Starring a returning Rupali Ganguly and rarely seen Sudhanshu Pandey in lead roles, the show has arrived in times of people isolated to their homes, and another family drama might or might not be what they are looking for. Having watched the debut episode, here's what we thought of it-
Set in a financially settled and secure large family, the story is about Anupamaa Zaveri Shah (Ganguly) who is married in this household to Vanraj Shah (Pandey). She has three grown children that are entirely dependant on her, a cunning and stereotypical mother-in-law, and a supportive and loving father-in-law too. The first episode does one thing really well - and that is - establishment. It chooses to not beat around the bush too much and lets the viewers know that it is a show about a woman that practically runs the whole house, everyone is dependant on her, doesn't think about herself at all, and still has no respect from her husband and mother-in-law whatsoever. Amidst all this, she somehow manages to rekindle with a passion which she sacrificed after marriage - and that is her love for Kathak dancing.

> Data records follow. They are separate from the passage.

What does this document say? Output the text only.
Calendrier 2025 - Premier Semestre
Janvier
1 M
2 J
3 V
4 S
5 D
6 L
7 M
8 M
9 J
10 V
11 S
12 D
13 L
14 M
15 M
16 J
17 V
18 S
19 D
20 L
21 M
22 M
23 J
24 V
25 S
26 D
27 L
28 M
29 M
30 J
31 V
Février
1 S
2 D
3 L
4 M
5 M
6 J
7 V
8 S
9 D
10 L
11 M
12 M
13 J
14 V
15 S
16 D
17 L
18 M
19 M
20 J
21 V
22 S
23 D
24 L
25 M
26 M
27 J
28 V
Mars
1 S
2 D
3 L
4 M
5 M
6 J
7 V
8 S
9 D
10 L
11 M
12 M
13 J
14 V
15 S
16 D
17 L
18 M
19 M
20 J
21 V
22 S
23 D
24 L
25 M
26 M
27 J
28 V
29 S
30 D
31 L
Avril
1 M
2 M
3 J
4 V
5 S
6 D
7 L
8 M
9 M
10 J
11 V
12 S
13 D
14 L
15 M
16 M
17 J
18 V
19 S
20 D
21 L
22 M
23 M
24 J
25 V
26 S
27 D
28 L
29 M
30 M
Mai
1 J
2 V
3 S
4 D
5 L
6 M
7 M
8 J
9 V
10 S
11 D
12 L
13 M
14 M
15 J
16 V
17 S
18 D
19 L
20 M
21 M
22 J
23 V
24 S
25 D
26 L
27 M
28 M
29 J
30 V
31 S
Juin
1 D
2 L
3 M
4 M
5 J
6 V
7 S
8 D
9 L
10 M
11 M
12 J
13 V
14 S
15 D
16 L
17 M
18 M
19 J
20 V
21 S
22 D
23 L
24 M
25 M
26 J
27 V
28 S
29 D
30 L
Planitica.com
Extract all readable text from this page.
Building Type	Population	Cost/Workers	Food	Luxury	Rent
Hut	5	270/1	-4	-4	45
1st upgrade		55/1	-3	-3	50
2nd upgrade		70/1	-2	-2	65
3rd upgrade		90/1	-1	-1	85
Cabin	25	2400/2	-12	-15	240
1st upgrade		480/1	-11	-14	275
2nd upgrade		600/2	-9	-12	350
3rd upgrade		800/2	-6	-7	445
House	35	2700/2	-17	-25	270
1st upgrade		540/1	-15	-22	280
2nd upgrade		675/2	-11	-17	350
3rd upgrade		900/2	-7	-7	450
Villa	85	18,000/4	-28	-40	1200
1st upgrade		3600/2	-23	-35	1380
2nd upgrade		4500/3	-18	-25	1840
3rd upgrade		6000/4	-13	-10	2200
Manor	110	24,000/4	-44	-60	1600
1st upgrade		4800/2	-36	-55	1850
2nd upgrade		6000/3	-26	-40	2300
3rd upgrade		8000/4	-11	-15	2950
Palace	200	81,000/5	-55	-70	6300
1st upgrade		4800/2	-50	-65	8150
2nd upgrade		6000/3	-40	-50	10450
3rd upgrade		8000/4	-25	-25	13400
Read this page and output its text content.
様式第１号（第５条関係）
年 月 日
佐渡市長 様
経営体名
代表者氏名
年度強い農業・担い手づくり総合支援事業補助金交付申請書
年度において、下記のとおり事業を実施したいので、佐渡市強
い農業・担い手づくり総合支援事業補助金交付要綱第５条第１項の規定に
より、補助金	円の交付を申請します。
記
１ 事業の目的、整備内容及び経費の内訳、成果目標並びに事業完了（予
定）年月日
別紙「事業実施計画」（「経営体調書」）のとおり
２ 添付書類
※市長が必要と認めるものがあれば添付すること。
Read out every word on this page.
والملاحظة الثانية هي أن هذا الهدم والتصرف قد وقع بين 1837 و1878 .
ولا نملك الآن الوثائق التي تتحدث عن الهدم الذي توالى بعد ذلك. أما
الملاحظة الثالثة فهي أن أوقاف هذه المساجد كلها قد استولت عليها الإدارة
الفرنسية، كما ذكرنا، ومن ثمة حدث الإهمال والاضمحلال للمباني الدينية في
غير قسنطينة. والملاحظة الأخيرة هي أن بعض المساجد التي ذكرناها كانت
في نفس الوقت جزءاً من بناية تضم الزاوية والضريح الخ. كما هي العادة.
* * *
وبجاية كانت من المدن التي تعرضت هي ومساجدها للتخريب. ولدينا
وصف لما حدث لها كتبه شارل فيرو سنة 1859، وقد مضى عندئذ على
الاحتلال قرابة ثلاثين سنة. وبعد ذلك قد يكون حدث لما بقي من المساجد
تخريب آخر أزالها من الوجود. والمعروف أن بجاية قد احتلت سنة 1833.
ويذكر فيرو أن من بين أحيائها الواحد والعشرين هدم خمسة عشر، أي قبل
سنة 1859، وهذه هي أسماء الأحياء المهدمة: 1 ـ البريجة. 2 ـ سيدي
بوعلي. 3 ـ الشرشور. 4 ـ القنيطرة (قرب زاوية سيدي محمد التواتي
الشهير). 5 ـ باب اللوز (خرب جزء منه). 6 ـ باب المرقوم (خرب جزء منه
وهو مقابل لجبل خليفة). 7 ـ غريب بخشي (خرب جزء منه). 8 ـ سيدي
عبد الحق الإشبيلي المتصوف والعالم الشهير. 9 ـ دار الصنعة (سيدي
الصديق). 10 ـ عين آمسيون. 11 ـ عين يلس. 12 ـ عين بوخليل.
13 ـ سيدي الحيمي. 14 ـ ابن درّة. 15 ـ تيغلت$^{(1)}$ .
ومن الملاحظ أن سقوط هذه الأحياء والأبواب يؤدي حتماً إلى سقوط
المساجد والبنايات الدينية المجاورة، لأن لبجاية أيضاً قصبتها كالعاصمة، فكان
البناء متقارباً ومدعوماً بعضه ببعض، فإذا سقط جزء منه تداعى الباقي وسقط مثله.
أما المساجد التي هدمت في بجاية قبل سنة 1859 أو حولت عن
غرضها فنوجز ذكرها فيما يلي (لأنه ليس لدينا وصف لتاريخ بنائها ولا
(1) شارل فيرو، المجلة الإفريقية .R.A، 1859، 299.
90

Here are the moments where Anupamaa shines the best - The nuances. Even in one episode, the show manages to intricately yet effectively play the nuances amazingly well. Be it how a couple of her children take her for granted and bemoan her so easily that they don't even realize they are doing something wrong here. And hence, you don't hate the children but just understand the ingrained mentality of kids that they adapt growing up. The silent reactions made by Ganguly when they belittle her and her fantastic comebacks which not demeaning but, in fact, endearing is where the show shines the most. There are other issues that are unforcefully reflected upon which include - patriarchy, verbal domestic abuse, and even harassment.
In spite of these factors, the show falters in several places more often than not. What it lacks the most is - novelty. We have seen umpteen dramas in shows as well as films that hover around the same topic. In fact, the first 15 minutes of Anupamaa feel exactly like a rehashed version of English Vinglish starring Sridevi. Apart from this, the other thing where it feels repetitive is the characterization. Of course, I am not judging the character as it is a character in a fiction show after all. However, the token cunning mother-in-law and a supportive father-in-law is a stereotypical idea right from films from the 80s-90s. In today's times, no matter how regressive some members of the family can be, if there is one authority who supports the good, he usually has more say in a situation. (Even though that is shown in the precap where the father-in-law slams his son but the fact that he let it happen in the first place is a problem).
Ganguly is one of the finest actors the small screen has and this character is almost tailor-made for her. Her ability to perform a vulnerable woman who deals with an inferiority complex and has immense loss of self-respect and confidence is spot on. As a viewer, you instantly sympathize with her and almost feel like entering her house to school her pathetic husband and mother-in-law. Pandey does his job well, where his attractive persona is exactly what is needed for the character of Vanraj, as he is egoistic, selfish, rude and everything wrong you can imagine. Arvind Vaidya as the supportive father-in-law and a radiant Jaswir Kaur as Anupamaa's friend are great additions too.
Overall, the show might just be fitting for Indian television as it is a family drama after all but even though the premise seems promising and probably vouches for path-breaking thinking, the treatment is too one-tone and repetitive, However, fine performances certainly act as a saving grace and Ganguly at the forefront is the perfect leader.